Kodak has been in the news recently because its days as a viable company are nearly over.
My first camera was a Kodak Instamatic 104 given to me by my grandparents in Victoria for my 10th birthday. This present started my interest in photography and using a camera to record my daily experiences as well as my travels and holidays.
The Instamatic camera used a film cartridge (the 126 format cartridge) of 12 or 24 exposures. I used black and white film as color prints were quite expensive, however I did use Kodachrome color slide film several years later.
Looking over my album, most of the photos are of my family, pets and animals on my grandparent’s farm in Victoria, friends, and a few holiday destinations. I am glad that I took photos of people as these are extremely valuable connections with the past. I only wish I had taken more photos, but the constraint was the cost of processing the films.
Once I had been given a camera, I must have been given a photo album, clear mounting stickers to mount the photos, and more films.
It is interesting to compare these photos from the past to modern digital photos shared on Facebook, Flickr and email attachments. Each Kodak photo was a special occasion for a photograph and the subjects are usually formally posed.

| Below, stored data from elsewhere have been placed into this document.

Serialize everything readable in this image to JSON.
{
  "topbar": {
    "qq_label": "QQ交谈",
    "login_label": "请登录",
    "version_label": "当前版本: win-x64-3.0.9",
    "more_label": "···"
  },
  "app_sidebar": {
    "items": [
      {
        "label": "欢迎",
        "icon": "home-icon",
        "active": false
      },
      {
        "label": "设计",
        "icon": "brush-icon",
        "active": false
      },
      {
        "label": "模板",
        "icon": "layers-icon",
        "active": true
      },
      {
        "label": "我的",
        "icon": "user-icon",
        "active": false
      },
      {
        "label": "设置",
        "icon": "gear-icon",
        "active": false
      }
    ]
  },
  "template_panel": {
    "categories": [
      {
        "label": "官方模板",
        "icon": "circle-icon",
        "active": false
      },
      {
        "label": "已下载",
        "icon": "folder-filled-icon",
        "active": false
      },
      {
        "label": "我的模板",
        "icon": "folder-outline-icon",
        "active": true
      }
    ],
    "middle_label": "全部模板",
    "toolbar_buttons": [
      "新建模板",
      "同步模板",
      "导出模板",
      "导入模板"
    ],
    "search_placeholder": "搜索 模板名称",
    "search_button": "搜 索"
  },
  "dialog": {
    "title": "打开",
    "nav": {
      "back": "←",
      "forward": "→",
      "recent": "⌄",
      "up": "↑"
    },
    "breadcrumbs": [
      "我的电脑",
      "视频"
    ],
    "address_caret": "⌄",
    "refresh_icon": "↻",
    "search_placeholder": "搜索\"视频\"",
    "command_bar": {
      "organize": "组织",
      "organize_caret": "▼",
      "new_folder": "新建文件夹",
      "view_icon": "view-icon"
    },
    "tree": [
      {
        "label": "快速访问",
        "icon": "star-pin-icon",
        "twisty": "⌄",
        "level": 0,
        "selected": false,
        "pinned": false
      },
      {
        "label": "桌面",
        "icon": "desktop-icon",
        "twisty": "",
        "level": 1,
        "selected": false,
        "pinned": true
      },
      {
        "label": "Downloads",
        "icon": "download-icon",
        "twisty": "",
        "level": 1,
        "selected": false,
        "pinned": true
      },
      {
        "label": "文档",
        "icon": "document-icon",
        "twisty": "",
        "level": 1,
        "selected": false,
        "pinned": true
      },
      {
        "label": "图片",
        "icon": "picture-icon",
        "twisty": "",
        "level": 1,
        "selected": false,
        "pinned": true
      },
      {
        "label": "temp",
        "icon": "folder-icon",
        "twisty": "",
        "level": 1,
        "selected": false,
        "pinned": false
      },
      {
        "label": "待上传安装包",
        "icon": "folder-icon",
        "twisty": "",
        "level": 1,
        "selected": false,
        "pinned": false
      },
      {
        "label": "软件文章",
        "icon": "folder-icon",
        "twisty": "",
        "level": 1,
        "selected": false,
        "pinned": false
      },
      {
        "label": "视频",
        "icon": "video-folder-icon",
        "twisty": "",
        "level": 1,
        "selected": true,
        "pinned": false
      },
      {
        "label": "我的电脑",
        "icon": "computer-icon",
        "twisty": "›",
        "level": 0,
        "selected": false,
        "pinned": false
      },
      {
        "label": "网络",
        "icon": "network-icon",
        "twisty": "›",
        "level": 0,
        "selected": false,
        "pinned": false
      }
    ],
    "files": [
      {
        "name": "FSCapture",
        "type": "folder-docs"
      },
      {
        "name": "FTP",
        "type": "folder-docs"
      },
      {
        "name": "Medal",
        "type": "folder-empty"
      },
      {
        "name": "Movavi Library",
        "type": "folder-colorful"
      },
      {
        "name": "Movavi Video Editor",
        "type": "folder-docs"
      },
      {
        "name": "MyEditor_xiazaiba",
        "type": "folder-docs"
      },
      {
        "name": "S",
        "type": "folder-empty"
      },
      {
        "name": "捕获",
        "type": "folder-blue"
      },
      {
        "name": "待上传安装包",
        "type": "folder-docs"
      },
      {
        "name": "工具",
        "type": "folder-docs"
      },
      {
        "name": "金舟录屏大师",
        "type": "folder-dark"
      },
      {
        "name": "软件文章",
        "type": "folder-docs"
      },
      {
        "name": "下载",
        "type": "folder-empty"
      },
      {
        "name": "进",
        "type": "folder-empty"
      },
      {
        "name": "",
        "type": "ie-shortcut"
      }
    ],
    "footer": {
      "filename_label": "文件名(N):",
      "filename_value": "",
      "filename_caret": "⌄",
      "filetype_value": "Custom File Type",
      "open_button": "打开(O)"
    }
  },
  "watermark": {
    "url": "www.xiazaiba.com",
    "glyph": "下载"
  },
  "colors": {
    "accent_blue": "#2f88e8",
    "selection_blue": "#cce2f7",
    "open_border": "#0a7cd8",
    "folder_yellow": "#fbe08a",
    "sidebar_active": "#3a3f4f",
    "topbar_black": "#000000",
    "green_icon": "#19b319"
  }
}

This is the first photo in the album, taken on the tennis court at my grandparents’ farm in Geelong. The net is quite dilapidated and the surface of the court was damaged by the roots of the tall cypress trees seen in the background. My brother is holding a racket – my mother in the background, her sister (my aunt) kneeling and my cousin Fiona.
The composition is not too bad but I hadn’t thought of asking them to pose in front of the damaged part of the net!
One of the dangers of being the photographer is not getting many photos of yourself. At least I have a photo taken on my birthday, and I assume my father took the picture.
The Instamatic camera had special flashcubes which could only be used four times. After you pressed the shutter, the cube rotated 90 degrees ready for the next cube. You had to make sure the flash cube was attached properly otherwise the photo would be wasted.
One of the downsides of this old style photography (compared to digital) was that each print was almost like a special artefact. If extra copies were needed, the negatives had to be taken to the chemist where I usually dropped off the films for processing. As well as keeping photos in albums, I kept the negatives in the Kodak folder.
Photographs are a wonderful record of our lives and I would encourage you to print your best digital photos each month and write notes, names and places because in the years to come your memory will fade and details will be lost.